Cities for a Small Planet

  • Richard Rogers
Faber: 1997. Pp.180 £9.99,(pbk)
Under a cloud: are sprawls such as pollution-plagued Mexico City heading for disaster? Four million cars congest its streets and its population of 20 million is growing at the rate of 80,000 people a month. Credit: Julio etchart/reportage/still pictures

Cities are certainly the most conspicuous symptoms of our global environmental crisis, and perhaps even the chief cause. One statistic will here suffice — with its 20 million inhabitants and four million cars, Mexico City is growing at the rate of 80,000 people a month — and also one grim reminder: all previous great urban civilizations, from those of the Indus valley, the Tigris and Euphrates onwards, have utterly collapsed.

Cities for a Small Planet, an exquisitely designed and illustrated reworking of Richard Rogers' 1995 BBC radio Reith lectures, tackles the environmental costs of cities, while affirming their human potential. Cities are meant to bring civilization, but all too often today it is pollution, poverty, crime, congestion and chaos that they call to mind: hence the flight to greenfield sites. So: what future for our cities? And specifically, asks Rogers, where do architects stand in all this — are they sinners, scapegoats or saviours?

Recent decades have seen cities compromised by market-driven developments — sterile zoning into ‘single-minded’ spaces such as business parks and out-of-town shopping malls — and wounded by the great gashes made by highways. Today's megacity may be bejewelled by the odd breathtaking postmodernist tower, but (especially in the United States) it has turned its back on the public areas people crave and urban vitality demands. All too often, Rogers admits, the architect or planner has been the villain of the piece, or at least supinely complicit in the making of these urban wastelands.

How could we expect otherwise, when the profession is typically paid to produce not integrated spaces but blocks, in one-off commissions from property developers? “Buildings of all types are packaged and standardized,” Rogers concedes. “Architects are selected for their low fees rather than for the quality of their work. The profession is condemned to turning out the largest enclosure for the least money in the shortest time ⃛ these buildings are the energy-guzzling structures that are consuming half of the world's annual energy.” The result? Buildings that enrich clients but impoverish the quality of urban living.

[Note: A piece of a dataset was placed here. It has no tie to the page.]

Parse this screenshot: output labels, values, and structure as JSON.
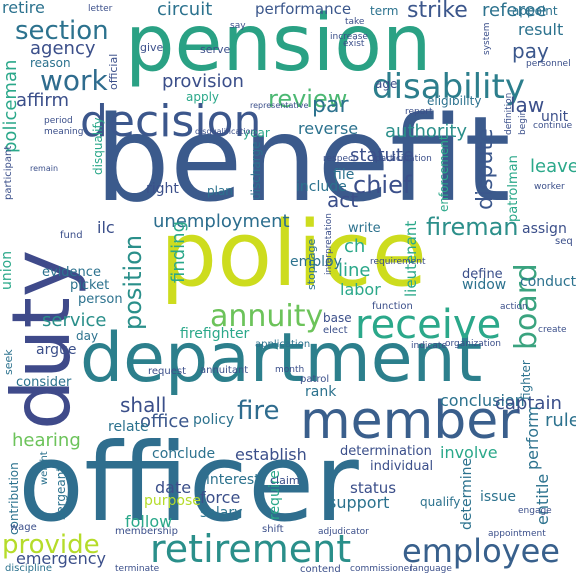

In place of today's characteristic laissez-faire sprawl, Rogers argues the case for the compact city, one with multiple and overlapping functions, and endowed with ample people-friendly public sites. To achieve this, public will is needed, as in the showcase post-Franco renewal of Barcelona in the 1980s under the populist mayor Pascal Maragal. By contrast, London, rudderless since the abolition of the Greater London Council, is collapsing amid worsening traffic congestion and pollution which carry economic as well as health costs.

Architect-planners have their role to play too. Given today's desiderata of sustainable growth and environmental renewal, the city and its structures must be rethought on viable ecological principles. Essential to that are energy-efficient buildings, whose specialized technical features will use natural resources (trees, sunlight, wind) and minimize waste.

Escorting the reader through a portfolio of buildings and developments mainly designed by his own partners, Rogers shows what has been done (efficient use of the atrium, for instance) and what remains to be achieved. It is disappointing that his most environmentally sympathetic proposals — such as those for Shanghai — seem to be the ones that never got off the drawing-board, presumably because they contravened the developers' demand for profit-maximization and the conventional urban-political axiom that the motorist always comes first.

Londoners in particular will welcome another chance to ponder his imaginative plans for Trafalgar Square (now, as he remarks, just a vast roundabout) — though they may not be able to avoid a wry smile, given his own involvement with the Greenwich Dome, when Rogers says that, by way of a Millennium celebration, a “series of local projects” would be far preferable to a “sweeping Beaux Arts masterplan”.

Mammon of course has always been the ultimate foe, but the most destructive force this century has been the car. Every redesigning of the city to make it subservient to the needs of private vehicles has been another nail in its coffin as an agent of human congregation: all too often, all that is left of public space is the unsafe, frenetic pavement. Rogers is at his most passionate in crusading to reclaim the city from the car — whether through big improvements in public transportation systems or, better still, by cutting the need for journeys themselves, for example by ‘living above the shop’.

Read this book while stuck in the traffic jam on the way to work. Think of all the friendlier urban environments in which you might be reading it. And then make waves towards putting into effect the ideas so imaginatively, so ardently advanced. We owe it to the next generation that it should have no mean city to inherit.